ONTARIO
SUPERIOR COURT OF JUSTICE
COURT FILE NO.: CV-09-393658
DATE: 20151221
BETWEEN:
ROBERT B. SHEWCHUK
Plaintiff
– and –
BLACKMONT CAPITAL INC.
Defendant
Joseph Groia, Kevin Richard, & David Sischy, for the Plaintiff
Nigel Campbell, Doug McLeod, & David Badham, for the Defendant
s.a.Q. akhtar j.
[1] The plaintiff, Robert Shewchuk, brought an action against his former employer, Blackmont Capital Inc. (now Richardson GMP), alleging a litany of breaches of his employment agreement with the company. After a hard fought trial, his action was dismissed in its entirety. Blackmont now seeks its costs of the action.
[2] Prior to trial, Blackmont made three separate offers to settle the action, all of which were refused by Shewchuk. The first of those offers was made on 25 September 2014. An initial trial date of 24 November 2014 was vacated through no fault of the parties. The trial proceeded on the second trial in February 2015.
[3] Blackmonts submits that it is entitled to substantial indemnity costs for the action from 25 September 2015, the date upon which its first offer to settle was declined.
[4] Rule 49 of the Rules of Civil Procedure R.R.O. 1990, Reg. 194, provides for situations in which a successful plaintiff makes an offer to settle or refuses an offer made by the defendant. It reads as follows:
49.10 (1) Where an offer to settle,
(a) is made by a plaintiff at least seven days before the commencement of the hearing;
(b) is not withdrawn and does not expire before the commencement of the hearing; and
(c) is not accepted by the defendant,
and the plaintiff obtains a judgment as favourable as or more favourable than the terms of the offer to settle, the plaintiff is entitled to partial indemnity costs to the date the offer to settle was served and substantial indemnity costs from that date, unless the court orders otherwise. R.R.O. 1990, Reg. 194, r. 49.10 (1); O. Reg. 284/01, s. 11 (1).
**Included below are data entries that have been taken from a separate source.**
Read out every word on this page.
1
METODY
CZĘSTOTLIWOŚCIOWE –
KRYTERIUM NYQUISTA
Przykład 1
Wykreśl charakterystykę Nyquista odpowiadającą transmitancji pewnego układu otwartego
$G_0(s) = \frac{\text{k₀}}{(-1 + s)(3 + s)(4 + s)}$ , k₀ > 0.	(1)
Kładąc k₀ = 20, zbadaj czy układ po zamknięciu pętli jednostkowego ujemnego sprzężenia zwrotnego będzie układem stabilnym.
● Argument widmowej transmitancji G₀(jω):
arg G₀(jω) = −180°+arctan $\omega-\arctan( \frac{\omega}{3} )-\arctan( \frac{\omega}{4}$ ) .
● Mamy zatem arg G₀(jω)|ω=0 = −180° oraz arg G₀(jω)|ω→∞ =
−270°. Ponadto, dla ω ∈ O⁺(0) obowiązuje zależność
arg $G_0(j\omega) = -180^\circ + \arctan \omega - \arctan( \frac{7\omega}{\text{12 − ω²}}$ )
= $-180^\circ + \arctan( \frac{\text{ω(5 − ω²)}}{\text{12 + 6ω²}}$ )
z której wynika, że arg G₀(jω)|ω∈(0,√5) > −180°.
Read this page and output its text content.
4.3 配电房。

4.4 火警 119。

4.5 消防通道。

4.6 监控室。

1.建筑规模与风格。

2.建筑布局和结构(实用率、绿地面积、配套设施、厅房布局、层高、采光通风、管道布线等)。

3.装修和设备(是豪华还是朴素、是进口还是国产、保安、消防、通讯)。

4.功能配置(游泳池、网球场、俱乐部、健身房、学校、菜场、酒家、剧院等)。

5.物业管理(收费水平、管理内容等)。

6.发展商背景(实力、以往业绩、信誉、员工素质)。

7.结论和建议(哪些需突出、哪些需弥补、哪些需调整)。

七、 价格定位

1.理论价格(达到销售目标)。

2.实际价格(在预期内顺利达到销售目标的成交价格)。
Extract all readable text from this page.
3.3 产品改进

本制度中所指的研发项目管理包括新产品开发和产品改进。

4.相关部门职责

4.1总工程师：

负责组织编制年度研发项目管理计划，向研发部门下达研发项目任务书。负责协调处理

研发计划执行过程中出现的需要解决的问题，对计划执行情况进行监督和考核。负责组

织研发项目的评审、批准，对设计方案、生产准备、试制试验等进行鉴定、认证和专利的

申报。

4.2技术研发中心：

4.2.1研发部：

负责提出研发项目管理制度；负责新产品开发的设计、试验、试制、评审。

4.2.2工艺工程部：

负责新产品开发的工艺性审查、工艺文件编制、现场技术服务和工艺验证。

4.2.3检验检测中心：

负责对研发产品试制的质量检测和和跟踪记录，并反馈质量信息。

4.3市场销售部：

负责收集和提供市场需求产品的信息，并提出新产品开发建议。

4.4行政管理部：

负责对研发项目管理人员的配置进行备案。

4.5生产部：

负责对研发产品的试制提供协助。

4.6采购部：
(2) Where an offer to settle,
(a) is made by a defendant at least seven days before the commencement of the hearing;
(b) is not withdrawn and does not expire before the commencement of the hearing; and
(c) is not accepted by the plaintiff,
and the plaintiff obtains a judgment as favourable as or less favourable than the terms of the offer to settle, the plaintiff is entitled to partial indemnity costs to the date the offer was served and the defendant is entitled to partial indemnity costs from that date, unless the court orders otherwise.
[5] Most notably, Rule 49 does not cover the situation in which a defendant, who has made an offer to settle, defeats the plaintiffs claim outright.
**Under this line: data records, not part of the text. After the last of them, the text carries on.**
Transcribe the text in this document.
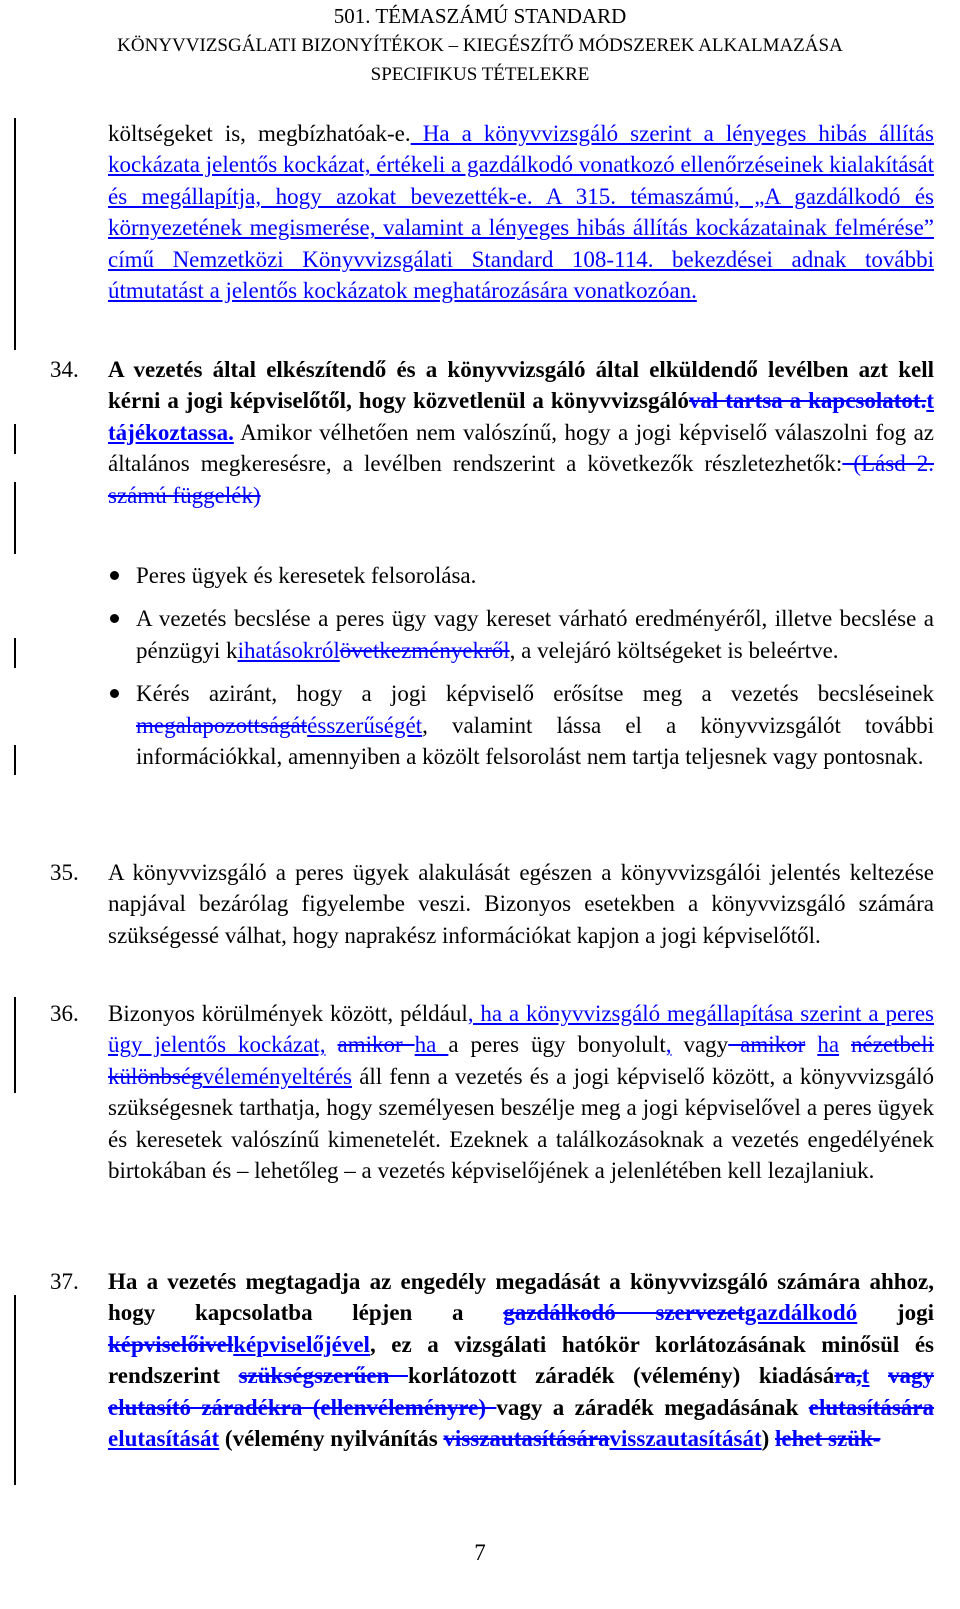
501. TÉMASZÁMÚ STANDARD
KÖNYVVIZSGÁLATI BIZONYÍTÉKOK – KIEGÉSZÍTŐ MÓDSZEREK ALKALMAZÁSA
SPECIFIKUS TÉTELEKRE
költségeket is, megbízhatóak-e. Ha a könyvvizsgáló szerint a lényeges hibás állítás kockázata jelentős kockázat, értékeli a gazdálkodó vonatkozó ellenőrzéseinek kialakítását és megállapítja, hogy azokat bevezették-e. A 315. témaszámú, „A gazdálkodó és környezetének megismerése, valamint a lényeges hibás állítás kockázatainak felmérése” című Nemzetközi Könyvvizsgálati Standard 108-114. bekezdései adnak további útmutatást a jelentős kockázatok meghatározására vonatkozóan.
34. A vezetés által elkészítendő és a könyvvizsgáló által elküldendő levélben azt kell kérni a jogi képviselőtől, hogy közvetlenül a könyvvizsgálóval tartsa a kapcsolatot.t tájékoztassa. Amikor vélhetően nem valószínű, hogy a jogi képviselő válaszolni fog az általános megkeresésre, a levélben rendszerint a következők részletezhetők: (Lásd 2. számú függelék)
Peres ügyek és keresetek felsorolása.
A vezetés becslése a peres ügy vagy kereset várható eredményéről, illetve becslése a pénzügyi kihatásokrólövetkezményekről, a velejáró költségeket is beleértve.
Kérés aziránt, hogy a jogi képviselő erősítse meg a vezetés becsléseinek megalapozottságátésszerűségét, valamint lássa el a könyvvizsgálót további információkkal, amennyiben a közölt felsorolást nem tartja teljesnek vagy pontosnak.
35. A könyvvizsgáló a peres ügyek alakulását egészen a könyvvizsgálói jelentés keltezése napjával bezárólag figyelembe veszi. Bizonyos esetekben a könyvvizsgáló számára szükségessé válhat, hogy naprakész információkat kapjon a jogi képviselőtől.
36. Bizonyos körülmények között, például, ha a könyvvizsgáló megállapítása szerint a peres ügy jelentős kockázat, amikor ha a peres ügy bonyolult, vagy amikor ha nézetbeli különbségvéleményeltérés áll fenn a vezetés és a jogi képviselő között, a könyvvizsgáló szükségesnek tarthatja, hogy személyesen beszélje meg a jogi képviselővel a peres ügyek és keresetek valószínű kimenetelét. Ezeknek a találkozásoknak a vezetés engedélyének birtokában és – lehetőleg – a vezetés képviselőjének a jelenlétében kell lezajlaniuk.
37. Ha a vezetés megtagadja az engedély megadását a könyvvizsgáló számára ahhoz, hogy kapcsolatba lépjen a gazdálkodó szervezetgazdálkodó jogi képviselőivelképviselőjével, ez a vizsgálati hatókör korlátozásának minősül és rendszerint szükségszerűen korlátozott záradék (vélemény) kiadására,t vagy elutasító záradékra (ellenvéleményre) vagy a záradék megadásának elutasítására elutasítását (vélemény nyilvánítás visszautasításáravisszautasítását) lehet szük-
7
[6] Blackmont relies upon S.A. Strasser Ltd. v. Richmond Hill (Town) (1990), 1990 6856 (ON CA), 1 O.R. (3d) 243 (C.A.) where the court indicated that substantial indemnity costs might be awarded in cases where a defendant, entirely successful in an action, had previously made an offer to settle. In such cases a court may award partial indemnity costs until the date of the offer and substantial indemnity costs thereafter. The Strasser analysis was followed in a series of other cases: H.L. Staebler Company Ltd. v. Allan (2008), 2008 64396 (ON SC), 92 O.R. (3d) 788 (S.C.J.); Dunstan v. Flying J Travel Plaza, 2007 819 (ON LRB), [2007] O.J. No. 4089 (S.C.J.); Alie v Bertrand & Frere Construction Co. (2002), 62 O.R. (3d) 645.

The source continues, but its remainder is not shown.